Why Are Nigerian Banks Spending ₦82 Billion Annually on Core Banking Software?

As Nigerian banks continue to invest in core banking upgrades and other technological infrastructure, five of the country’s major commercial banks—First Bank, UBA, Guaranty Trust Bank (GTBank), Access bank and Zenith Bank—have embarked on the complex process of upgrading their core banking software.
This transition is expected to incur an annual cost of approximately ₦82 billion.
This significant investment underscores the critical need for these banks to adapt to an increasingly digital financial landscape, where customer expectations for seamless service and innovative banking solutions are on the rise.
However, this necessary transition has not come without its challenges; the switch has led to extensive disruptions in customer services, leaving millions of customers unable to access vital banking operations.
As these banks navigate this overhaul, they face the dual challenge of managing substantial operational costs while minimizing customer dissatisfaction. The process, although technologically necessary, has resulted in extended downtimes and restricted access to banking services, leading to frustration among millions of customers.
Beyond the immediate customer service issues lies a deeper, more significant discussion: what’s the financial toll of these upgrades, and why are Nigerian banks making these changes now?

What is Core Banking Software?

Core banking software refers to the technology that handles all of a bank’s essential operations. These include functions such as account management, transaction processing, loan servicing, and more. It acts as the backbone of a bank’s operations, supporting various banking channels, from mobile apps and ATMs to branches and online platforms.
Essentially, it’s the system that ensures you can transfer money, pay bills, or apply for a loan seamlessly.
For decades, Nigerian banks have relied on various forms of core banking software, with many institutions opting for established systems such as T24 by Temenos, Oracle’s Flexcube, and Infosys’ Finacle.
These systems are costly to maintain but provide essential customizations that meet each bank’s unique needs.

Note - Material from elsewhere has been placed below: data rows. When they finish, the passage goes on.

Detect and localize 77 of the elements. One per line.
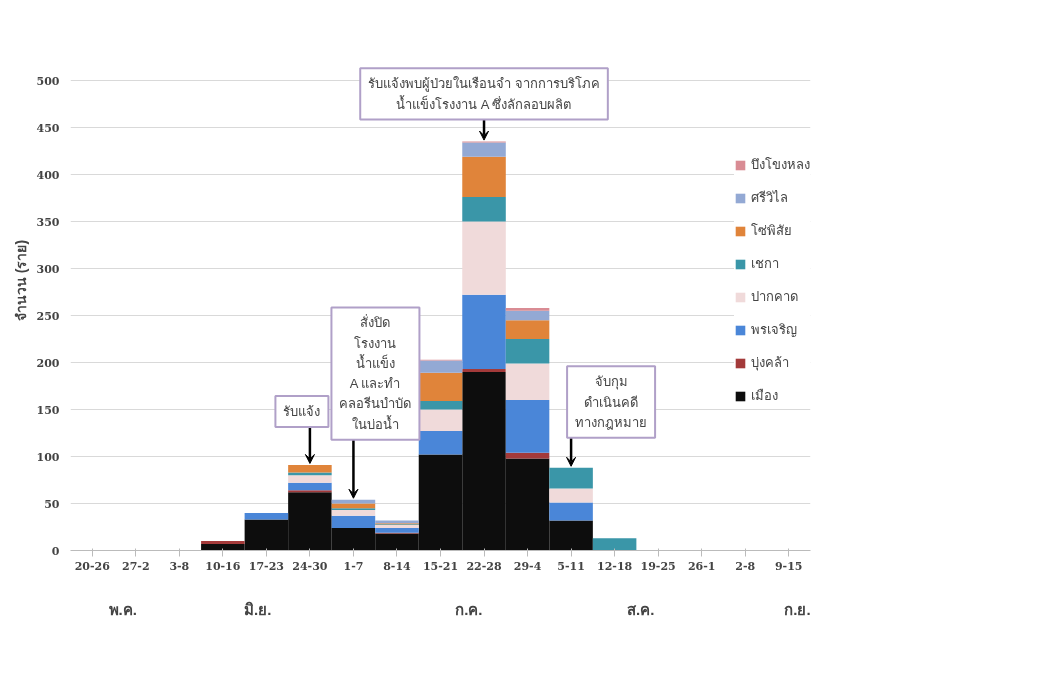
annotation: จับกุม ดำเนินคดี ทางกฎหมาย: [575, 374, 648, 430]
y-tick-label: 250: [36, 309, 60, 323]
bar: [418, 431, 463, 455]
annotation: สั่งปิด โรงงาน น้ำแข็ง A และทำ คลอรีนบำบัด ในบ่อน้ำ: [339, 314, 412, 432]
legend-label: บุ่งคล้า: [751, 354, 789, 373]
text: ส.ค.: [627, 600, 655, 618]
bar: [462, 142, 506, 157]
x-tick-label: 26-1: [687, 559, 716, 573]
y-tick-label: 300: [36, 262, 60, 276]
legend-label: บึงโขงหลง: [751, 156, 810, 174]
x-tick-label: 27-2: [122, 559, 150, 573]
x-tick-label: 19-25: [640, 559, 676, 573]
y-tick-label: 100: [36, 450, 60, 464]
y-tick-label: 450: [36, 121, 60, 135]
bar: [331, 510, 376, 516]
y-tick-label: 500: [36, 74, 60, 88]
x-tick-label: 20-26: [74, 559, 111, 573]
bar: [331, 515, 376, 528]
y-tick-label: 150: [36, 403, 60, 417]
bar: [244, 512, 289, 520]
bar: [505, 307, 550, 311]
bar: [505, 363, 550, 401]
y-tick-label: 50: [44, 497, 60, 511]
y-tick-label: 400: [36, 168, 60, 182]
legend-label: เชกา: [751, 255, 779, 273]
y-tick-label: 0: [51, 544, 60, 558]
bar: [549, 488, 593, 503]
annotation: รับแจ้ง: [283, 403, 321, 419]
y-tick-label: 200: [36, 356, 60, 370]
x-tick-label: 24-30: [292, 559, 328, 573]
x-tick-label: 2-8: [735, 559, 756, 573]
x-tick-label: 9-15: [774, 559, 803, 573]
bar: [288, 475, 332, 483]
legend-label: ปากคาด: [751, 288, 798, 306]
x-tick-label: 5-11: [557, 559, 585, 573]
bar: [288, 472, 332, 476]
bar: [201, 541, 245, 544]
bar: [462, 156, 506, 198]
x-tick-label: 10-16: [205, 559, 241, 573]
y-tick-label: 350: [36, 215, 60, 229]
bar: [505, 320, 550, 339]
text: ก.ย.: [784, 600, 811, 618]
bar: [462, 221, 506, 295]
bar: [462, 294, 506, 370]
x-tick-label: 12-18: [597, 559, 633, 573]
annotation: รับแจ้งพบผู้ป่วยในเรือนจำ จากการบริโภค น้ำแข็งโรงงาน A ซึ่งลักลอบผลิต: [368, 76, 600, 112]
bar: [418, 360, 463, 373]
bar: [288, 482, 332, 491]
bar: [331, 499, 376, 504]
x-tick-label: 1-7: [343, 559, 364, 573]
x-tick-label: 8-14: [383, 559, 412, 573]
bar: [375, 527, 419, 533]
text: มิ.ย.: [244, 600, 272, 618]
bar: [418, 409, 463, 432]
bar: [549, 502, 593, 521]
legend-label: พรเจริญ: [751, 321, 797, 339]
bar: [288, 464, 332, 473]
x-tick-label: 17-23: [248, 559, 284, 573]
x-tick-label: 29-4: [513, 559, 542, 573]
bar: [549, 467, 593, 489]
bar: [462, 369, 506, 372]
bar: [505, 339, 550, 364]
bar: [505, 400, 550, 453]
x-tick-label: 3-8: [169, 559, 190, 573]
x-tick-label: 15-21: [422, 559, 459, 573]
bar: [462, 197, 506, 222]
legend-label: ศรีวิไล: [751, 189, 788, 207]
bar: [418, 372, 463, 402]
bar: [505, 310, 550, 321]
bar: [592, 538, 637, 551]
legend-label: โซ่พิสัย: [751, 222, 792, 240]
y-axis-title: จำนวน (ราย): [12, 239, 29, 322]
text: พ.ค.: [108, 600, 137, 618]
legend-label: เมือง: [751, 387, 778, 405]
bar: [418, 401, 463, 410]
text: ก.ค.: [455, 600, 483, 618]
x-tick-label: 22-28: [466, 559, 502, 573]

Why Are Banks Changing Their Core Banking Platforms?

Nigerian banks are making this costly switch to new core banking applications primarily due to the need for improved customization, scalability, and cost efficiency. The rising complexity of digital financial services, combined with increasing customer expectations, means that older systems often struggle to cope with current demands. Banks are also keen to streamline their operations and reduce dependency on expensive foreign software providers.
For instance, Guaranty Trust Bank (GTBank) completed its switch to Infosys’ Finacle in October 2024, a move that could cost the bank up to ₦25 billion ($15.3 million) annually in license fees. This figure underscores the scale of the investment Nigerian banks are making in upgrading their technology infrastructure.
Moreover, the total costs for the biggest Nigerian banks – known as the FUGAZ group (First Bank, UBA, GTBank, Access Bank, and Zenith Bank) – are expected to reach around ₦82 billion ($50 million) annually on core banking applications alone. These costs represent 1% of their half-year 2024 revenues, which amounted to ₦8.52 trillion.

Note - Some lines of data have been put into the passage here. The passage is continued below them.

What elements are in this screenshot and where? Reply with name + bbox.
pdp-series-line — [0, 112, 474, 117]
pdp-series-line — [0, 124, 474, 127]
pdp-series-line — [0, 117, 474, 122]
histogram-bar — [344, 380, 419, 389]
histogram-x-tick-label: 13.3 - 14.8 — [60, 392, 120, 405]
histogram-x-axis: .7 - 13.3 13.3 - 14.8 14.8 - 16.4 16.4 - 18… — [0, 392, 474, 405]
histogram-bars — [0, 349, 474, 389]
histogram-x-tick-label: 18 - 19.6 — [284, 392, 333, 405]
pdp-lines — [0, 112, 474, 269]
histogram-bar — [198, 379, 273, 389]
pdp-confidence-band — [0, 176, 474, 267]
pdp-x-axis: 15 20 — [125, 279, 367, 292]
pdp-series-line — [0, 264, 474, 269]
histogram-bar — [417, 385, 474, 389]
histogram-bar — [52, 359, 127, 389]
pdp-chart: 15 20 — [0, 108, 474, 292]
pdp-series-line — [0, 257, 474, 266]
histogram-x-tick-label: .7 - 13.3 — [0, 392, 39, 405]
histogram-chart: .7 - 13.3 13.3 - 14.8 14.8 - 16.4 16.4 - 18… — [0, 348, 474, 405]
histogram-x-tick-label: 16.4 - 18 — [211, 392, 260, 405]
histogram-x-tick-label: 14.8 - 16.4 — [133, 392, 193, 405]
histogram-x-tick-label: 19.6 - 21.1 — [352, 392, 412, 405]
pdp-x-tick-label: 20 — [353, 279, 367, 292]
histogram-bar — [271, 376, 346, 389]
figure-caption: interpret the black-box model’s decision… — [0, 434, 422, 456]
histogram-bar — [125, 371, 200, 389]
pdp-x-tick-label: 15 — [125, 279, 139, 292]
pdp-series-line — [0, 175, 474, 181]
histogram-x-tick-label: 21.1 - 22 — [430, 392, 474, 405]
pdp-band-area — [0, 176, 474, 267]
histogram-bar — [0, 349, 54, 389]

The Challenges of a Core Banking Transition

The switch to new core banking platforms is a highly complex and risky operation. Planning for such a transition can take several months and requires extensive internal approvals. For instance, Sterling Bank’s decision to switch from T24 was first discussed in 2022, and it took at least seven months for the new system to be built.
The process involves not just technical considerations but navigating the bank’s internal bureaucracy. Each department – from risk management to customer service – must sign off on the switch, and it often involves long hours of work for the technology teams tasked with migrating billions of data points, including customer information and transaction histories, to the new platform.
Before going live, the new core banking system must undergo extensive testing in various environments to ensure it works as intended. The potential for failure is high, and banks usually implement a rollback strategy to revert to the old system if things go wrong during the transition.

The Impact on Customers

For millions of Nigerian bank customers, the immediate consequence of these core banking changes has been prolonged downtimes and limited access to services. The banks have issued public apologies, but the interruptions have eroded trust among some customers.
As of today, October 23, 2024, some customers have still been unable to make transactions, even though GTBank had notified customers that the upgrade would occur from Friday, October 11, to Monday, October 14, 2024.
While these transitions are necessary to improve long-term service efficiency and security, banks are struggling to manage customer expectations in the short term. Many customers have been left without access to critical banking services, such as online transfers and ATM withdrawals, for days at a time.
In a world where banking convenience is paramount, these disruptions can drive customers to seek alternative financial solutions, such as fintech platforms or mobile banking apps.
For banks, maintaining customer loyalty during such periods is a challenge, particularly as customers demand more transparency and faster resolutions.
The core banking software changes are just one part of a broader digital transformation strategy. With increased competition from fintech companies and the growing demands of a digitally savvy customer base, banks must innovate to stay relevant.
This means embracing new technologies, such as artificial intelligence and blockchain, while also maintaining robust cybersecurity frameworks.